This document summarizes various data-related observations from Round 1 of Americas East Open Division 1 - C category. The dataset includes all races except Race 3 - the team time trial race. All data was collected from Zwift Power.
Below is the distribution of number races competed in by rider. There were 126 riders. No rider competed in all 5 of 5 races.
The below Cleveland plot shows the finishing positions of different riders (the rider IDs have been anonymized). It’s interesting that almost none of the riders placed consistently in the top 10, or even top 20. The ones that tended to only do a couple races. Many riders had a very wide range of results. It does not appear to be uncommon for a rider to get in the top 5 in one race and 50th+ in another. Of the 126 riders, only 16 placed in the top 20 or better in each other their races. Appologies for the long plot, but there’s a lot of data to display - there are interactive tools to zoom and filter by race in the top right.
Not presented here for the sake of space, but a quick check was done on the change in weight riders reported across their races. It does not appear as though there were any suspcious ‘jumps’ in weight. I had thought with the 50% rule, that some riders might lower their weights after the 3rd race to get a boost without triggering the 3.2 ceiling rule. This does not appear to be the case.

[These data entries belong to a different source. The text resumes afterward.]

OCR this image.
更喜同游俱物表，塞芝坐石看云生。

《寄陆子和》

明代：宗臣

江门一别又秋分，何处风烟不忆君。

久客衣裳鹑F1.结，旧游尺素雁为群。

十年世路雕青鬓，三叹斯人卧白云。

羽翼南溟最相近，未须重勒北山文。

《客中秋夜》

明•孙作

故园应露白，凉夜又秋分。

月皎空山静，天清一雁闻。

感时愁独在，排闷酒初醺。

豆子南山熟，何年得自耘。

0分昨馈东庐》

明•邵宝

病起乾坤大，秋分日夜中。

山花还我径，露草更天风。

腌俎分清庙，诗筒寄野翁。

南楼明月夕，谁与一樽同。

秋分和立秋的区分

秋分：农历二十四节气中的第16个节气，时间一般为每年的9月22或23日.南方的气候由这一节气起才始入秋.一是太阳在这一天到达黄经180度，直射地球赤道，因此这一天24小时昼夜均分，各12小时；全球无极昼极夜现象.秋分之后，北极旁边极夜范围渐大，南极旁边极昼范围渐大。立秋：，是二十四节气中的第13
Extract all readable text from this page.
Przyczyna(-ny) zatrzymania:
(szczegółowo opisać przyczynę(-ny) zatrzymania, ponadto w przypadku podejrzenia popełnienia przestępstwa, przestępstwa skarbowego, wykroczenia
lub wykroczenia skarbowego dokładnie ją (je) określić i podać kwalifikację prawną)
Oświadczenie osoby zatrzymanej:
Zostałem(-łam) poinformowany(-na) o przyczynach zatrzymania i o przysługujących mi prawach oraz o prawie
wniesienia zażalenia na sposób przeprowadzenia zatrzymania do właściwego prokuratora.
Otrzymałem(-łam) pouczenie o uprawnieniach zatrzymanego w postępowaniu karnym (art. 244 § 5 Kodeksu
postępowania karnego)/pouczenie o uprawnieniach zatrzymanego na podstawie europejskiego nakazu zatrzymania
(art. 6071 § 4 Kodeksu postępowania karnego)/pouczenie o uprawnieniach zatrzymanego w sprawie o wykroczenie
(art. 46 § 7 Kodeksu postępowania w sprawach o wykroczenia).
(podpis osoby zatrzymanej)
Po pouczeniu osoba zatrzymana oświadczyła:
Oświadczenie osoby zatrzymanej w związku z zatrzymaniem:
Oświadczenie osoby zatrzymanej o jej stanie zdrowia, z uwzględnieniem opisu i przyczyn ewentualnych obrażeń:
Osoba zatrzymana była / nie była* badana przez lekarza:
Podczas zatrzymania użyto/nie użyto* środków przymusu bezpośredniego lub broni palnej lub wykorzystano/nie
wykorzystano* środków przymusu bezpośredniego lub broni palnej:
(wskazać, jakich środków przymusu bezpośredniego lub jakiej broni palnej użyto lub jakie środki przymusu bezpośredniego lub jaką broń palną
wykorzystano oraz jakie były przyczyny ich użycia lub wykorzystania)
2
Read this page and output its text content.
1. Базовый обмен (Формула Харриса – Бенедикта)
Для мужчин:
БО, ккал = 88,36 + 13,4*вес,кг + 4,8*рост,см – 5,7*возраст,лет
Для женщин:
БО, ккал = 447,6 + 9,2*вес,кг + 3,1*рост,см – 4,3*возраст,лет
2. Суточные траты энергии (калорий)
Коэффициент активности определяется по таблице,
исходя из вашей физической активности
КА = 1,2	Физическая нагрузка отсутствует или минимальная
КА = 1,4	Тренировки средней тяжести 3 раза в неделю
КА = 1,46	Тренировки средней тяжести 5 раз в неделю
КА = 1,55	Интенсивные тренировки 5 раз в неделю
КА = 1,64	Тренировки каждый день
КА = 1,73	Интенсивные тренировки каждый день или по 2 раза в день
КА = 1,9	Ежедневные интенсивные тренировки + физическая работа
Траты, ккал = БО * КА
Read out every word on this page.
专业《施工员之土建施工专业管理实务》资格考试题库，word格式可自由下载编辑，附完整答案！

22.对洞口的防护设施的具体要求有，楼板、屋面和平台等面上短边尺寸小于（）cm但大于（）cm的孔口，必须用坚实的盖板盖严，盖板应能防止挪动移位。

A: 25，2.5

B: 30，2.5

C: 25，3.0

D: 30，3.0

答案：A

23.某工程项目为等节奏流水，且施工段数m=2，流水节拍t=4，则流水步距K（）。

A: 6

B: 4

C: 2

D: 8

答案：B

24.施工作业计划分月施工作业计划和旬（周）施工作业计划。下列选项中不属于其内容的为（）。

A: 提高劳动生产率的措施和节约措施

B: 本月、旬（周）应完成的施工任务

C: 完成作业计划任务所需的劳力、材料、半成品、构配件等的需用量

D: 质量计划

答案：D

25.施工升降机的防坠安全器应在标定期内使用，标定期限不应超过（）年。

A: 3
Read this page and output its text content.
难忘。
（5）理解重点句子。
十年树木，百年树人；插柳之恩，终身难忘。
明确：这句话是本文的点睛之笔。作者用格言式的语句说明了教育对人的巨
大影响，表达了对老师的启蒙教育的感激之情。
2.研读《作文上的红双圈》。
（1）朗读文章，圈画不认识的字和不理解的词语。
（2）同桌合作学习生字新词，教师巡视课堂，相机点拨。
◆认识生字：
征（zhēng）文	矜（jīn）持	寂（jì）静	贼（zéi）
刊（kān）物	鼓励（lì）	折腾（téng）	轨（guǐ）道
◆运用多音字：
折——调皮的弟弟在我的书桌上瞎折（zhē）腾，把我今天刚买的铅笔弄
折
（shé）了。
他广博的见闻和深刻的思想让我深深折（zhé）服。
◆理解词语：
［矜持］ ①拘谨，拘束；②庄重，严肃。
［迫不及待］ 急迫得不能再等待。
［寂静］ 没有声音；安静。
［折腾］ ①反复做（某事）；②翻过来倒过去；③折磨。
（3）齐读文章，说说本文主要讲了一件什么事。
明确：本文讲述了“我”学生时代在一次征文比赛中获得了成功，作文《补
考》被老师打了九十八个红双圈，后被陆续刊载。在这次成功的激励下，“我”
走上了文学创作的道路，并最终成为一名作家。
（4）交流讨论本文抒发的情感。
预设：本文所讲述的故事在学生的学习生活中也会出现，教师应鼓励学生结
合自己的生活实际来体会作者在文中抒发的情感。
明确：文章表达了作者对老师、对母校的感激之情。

For each race, riders were grouped into whether or not they finished in the top 20. A random sample of 230 results was used to train a random forest model. Only “targetable” explanatory variables were used (i.e. Normailzaed W/Kg is not something a rider can directly target so it was excluded). The model was used to predict the whether the remaining 77 results would be a top 20 finish. The model had an overal predictive accuracy of 0.8441558.
## Confusion Matrix and Statistics
##
## Reference
## Prediction No Yes
## No 54 7
## Yes 5 11
##
## Accuracy : 0.8442
## 95% CI : (0.7436, 0.9168)
## No Information Rate : 0.7662
## P-Value [Acc > NIR] : 0.06474
##
## Kappa : 0.5475
##
## Mcnemar's Test P-Value : 0.77283
##
## Sensitivity : 0.9153
## Specificity : 0.6111
## Pos Pred Value : 0.8852
## Neg Pred Value : 0.6875
## Prevalence : 0.7662
## Detection Rate : 0.7013
## Detection Prevalence : 0.7922
## Balanced Accuracy : 0.7632
##
## 'Positive' Class : No
##
The same model approach was used to identify Top 10, Top 30, Top 40. The model’s predictive power declined from Top 10 to Top 40, which suggests that the relative difference in rider power profiles between the someone who is 15th versus 25th is more different than a rider that finishes 35th versus a rider that finishes 50th. The Top 20 group was chosen as a ‘good balance’. The goal isn’t necessarily to answer the question: “How do I get in the top 20?”, rather it’s “What are the metrics can I target in my training that will give me the best returns?”. The top 10 variables are shown below:
We can see that short-term W/Kg is carries substancially more importance than the other variables. Taking a deeper look into the top 4 variables:
It’s interesting that the importance of these variables is very non-linear. For the 30s W/Kg, it only contributes to improving your odds of getting in the top 20 if you have a value of more than 5.